3. Analysing Results

Collecting data at its simplest level, is just registering which customers did what. Generally the KPI that is most interesting (due to its low variance, unlike other KPIs such as avg margin/unique) is conversion. This is simply the number of conversions made divided by the number of unique visitors that visited the site. For AB testing, when there are only A and B groups, you would calculate these seperately for each group.

Example;

‘A’ group had 445 unique visitors, and 34 conversions. It has a conversion rate of 34/445 which is 7.6%.

‘B’ group had 421 unique visitors, and 29 conversions. It has  a conversion rate of 29/421 which is 6.8%.

Was there a significant difference? This will be covered in the confidence calculations articles

For the number of people required to get confidence, this is less about people than it is about conversions.
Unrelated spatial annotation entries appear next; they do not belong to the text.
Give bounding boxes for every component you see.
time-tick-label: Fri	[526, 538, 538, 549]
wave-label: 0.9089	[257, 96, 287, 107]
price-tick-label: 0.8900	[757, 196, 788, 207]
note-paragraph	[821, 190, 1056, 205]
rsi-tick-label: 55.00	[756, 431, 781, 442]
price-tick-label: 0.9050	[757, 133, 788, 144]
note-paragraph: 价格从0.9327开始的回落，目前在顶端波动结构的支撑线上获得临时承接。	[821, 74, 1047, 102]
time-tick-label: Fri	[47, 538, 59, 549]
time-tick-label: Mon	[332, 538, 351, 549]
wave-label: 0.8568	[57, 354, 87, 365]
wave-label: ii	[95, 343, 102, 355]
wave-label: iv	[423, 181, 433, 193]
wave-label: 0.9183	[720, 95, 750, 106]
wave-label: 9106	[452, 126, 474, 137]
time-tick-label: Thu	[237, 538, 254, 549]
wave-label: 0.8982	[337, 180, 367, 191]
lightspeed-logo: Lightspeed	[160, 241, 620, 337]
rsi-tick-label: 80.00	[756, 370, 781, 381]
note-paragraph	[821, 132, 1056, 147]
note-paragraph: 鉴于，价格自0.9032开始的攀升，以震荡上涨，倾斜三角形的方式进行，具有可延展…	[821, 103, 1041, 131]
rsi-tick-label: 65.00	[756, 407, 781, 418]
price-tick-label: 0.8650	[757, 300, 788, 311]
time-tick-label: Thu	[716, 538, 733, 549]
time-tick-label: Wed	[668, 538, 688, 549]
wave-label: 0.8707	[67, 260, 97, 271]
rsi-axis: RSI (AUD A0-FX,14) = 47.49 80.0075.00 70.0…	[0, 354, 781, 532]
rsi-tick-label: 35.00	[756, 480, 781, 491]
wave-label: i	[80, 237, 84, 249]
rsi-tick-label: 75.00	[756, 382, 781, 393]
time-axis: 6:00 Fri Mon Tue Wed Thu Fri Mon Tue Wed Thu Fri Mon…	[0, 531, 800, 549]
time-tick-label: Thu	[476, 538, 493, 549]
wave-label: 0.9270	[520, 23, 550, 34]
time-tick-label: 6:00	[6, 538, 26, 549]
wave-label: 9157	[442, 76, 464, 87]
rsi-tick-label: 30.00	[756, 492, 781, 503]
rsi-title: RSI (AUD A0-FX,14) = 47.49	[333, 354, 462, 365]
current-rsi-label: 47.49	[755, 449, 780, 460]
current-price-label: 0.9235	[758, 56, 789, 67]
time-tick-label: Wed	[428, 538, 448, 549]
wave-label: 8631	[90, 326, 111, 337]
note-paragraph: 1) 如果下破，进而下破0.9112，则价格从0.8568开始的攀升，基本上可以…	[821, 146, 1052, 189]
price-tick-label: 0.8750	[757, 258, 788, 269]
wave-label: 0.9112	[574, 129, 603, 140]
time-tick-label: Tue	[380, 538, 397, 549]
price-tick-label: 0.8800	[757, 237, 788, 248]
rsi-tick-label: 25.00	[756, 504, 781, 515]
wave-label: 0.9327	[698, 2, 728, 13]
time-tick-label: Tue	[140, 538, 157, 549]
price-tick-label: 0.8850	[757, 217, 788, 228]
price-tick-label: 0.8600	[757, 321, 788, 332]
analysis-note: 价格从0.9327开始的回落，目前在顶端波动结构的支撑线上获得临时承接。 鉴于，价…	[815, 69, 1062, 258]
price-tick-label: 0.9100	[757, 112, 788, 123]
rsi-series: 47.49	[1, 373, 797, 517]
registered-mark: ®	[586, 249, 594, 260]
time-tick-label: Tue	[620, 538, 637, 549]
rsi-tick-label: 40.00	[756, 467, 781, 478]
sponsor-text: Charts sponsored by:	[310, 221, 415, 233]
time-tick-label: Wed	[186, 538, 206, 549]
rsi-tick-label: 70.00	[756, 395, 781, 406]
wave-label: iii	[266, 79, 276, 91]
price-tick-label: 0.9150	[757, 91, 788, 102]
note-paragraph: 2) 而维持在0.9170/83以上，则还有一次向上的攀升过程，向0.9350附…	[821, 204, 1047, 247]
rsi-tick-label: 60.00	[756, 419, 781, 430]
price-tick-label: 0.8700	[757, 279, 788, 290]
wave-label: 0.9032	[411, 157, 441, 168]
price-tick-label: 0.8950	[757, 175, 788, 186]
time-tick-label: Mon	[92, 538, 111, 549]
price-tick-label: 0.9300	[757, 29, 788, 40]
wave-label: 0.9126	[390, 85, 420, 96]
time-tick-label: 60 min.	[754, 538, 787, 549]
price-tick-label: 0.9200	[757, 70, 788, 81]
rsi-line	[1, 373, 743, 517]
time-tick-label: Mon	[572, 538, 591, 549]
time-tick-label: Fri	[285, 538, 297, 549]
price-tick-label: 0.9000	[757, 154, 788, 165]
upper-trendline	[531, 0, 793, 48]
We aimed to get 10k conversions per group to obtain significant results. Of course if the test is a bigger dial mover then it will happen much quicker.  The further down the funnel your test page is, the quicker you will get your results. If the test is on your landing page where you convert, then 100% of the visitors much hit this page to convert. If its on a side information page, then not all must hit to convert, and so it will take longer to get results, as you must only count the people that hit this page and did or did not convert.

The key part about the data collection is that you divide your users equally between the groups. This can be done using IP, a cookie or at the server level. It is of utmost importance to make sure that your allocation method has these properties;

- Repeatable at the visitor level, so every time they revisit the site during the period of testing they will see the same test version.

- Allocates evenly between groups.

We found the cookie based allocation method was best of all. The reason being that ;

IP’s in parts of the world cluster around large proxies, so a lot of users from certain countries get placed in A or B (or C or D etc), and as users from different countries generally convert at reliably different levels, this puts a bias on the test. Certain regions, such as europe, dont suffer from this problem as much.

Traffic diverting has the problem that it depends on the servers performance. Not all servers perform equally, and actually managing the allocation is not straightforward as it involves dealing with load balancers etc.

Cookie based allocation turn out to be beautiful. This is based on asp.net, where the cookie ID is actually a GUID (globally unique identifier). I did some analysis on generated GUIDs and they turned out to be almost perfectly random. With a test program I had written that produced a million new GUID’s per group, we had each group to within less than a hundred of each other.  However, the really really cool thing about GUIDs is that they are hexadecimal, and contain 32 hex characters. Like this :

28121de6-85cc-4aef-acbc-19c2e5cb57d3

Why is this so good? Well the reason is, you want to have more than one test running at once. You also want to have that being repeatable per person, and you want to be able to have more than just AB. Maybe ABCD or ABCDEFG and you are verging on multivariate possibilities (2 x 2 x 2 x 2 or 2 to the power 4, so thats 4 multivariate variables you could run simulataneously).

So somewhere we have a matrix that says for this test ID, which slots belong to which groups.

01234567890ABCDE

A xxxxxxxx

B                  xxxxxxxx

C

D

E.. etc

So if the test ID is say 21.  We do a modulus 32 on this (this divides by 32 and returns the remainder). Which in this case gives us 21, as 21 is less than 32.

If we then take the 21st element of the GUID, we get ‘1′. The 1 then goes into our lookup table and tells us this is an A user. Thats it! Then all the presentation tier has to do is show the A version for that user.

Thats all for now, my hands are tired. We need to cover a lot more stuff, such as analysis, the presentation tier, page types, and tons of other problems in this area, never mind all the other SEO stuff i have going on in my head. I made now headway into those areas yet,  maybe tomorrow or the day after.  Go wild with the comments if you have questions i will do my best to answer them all.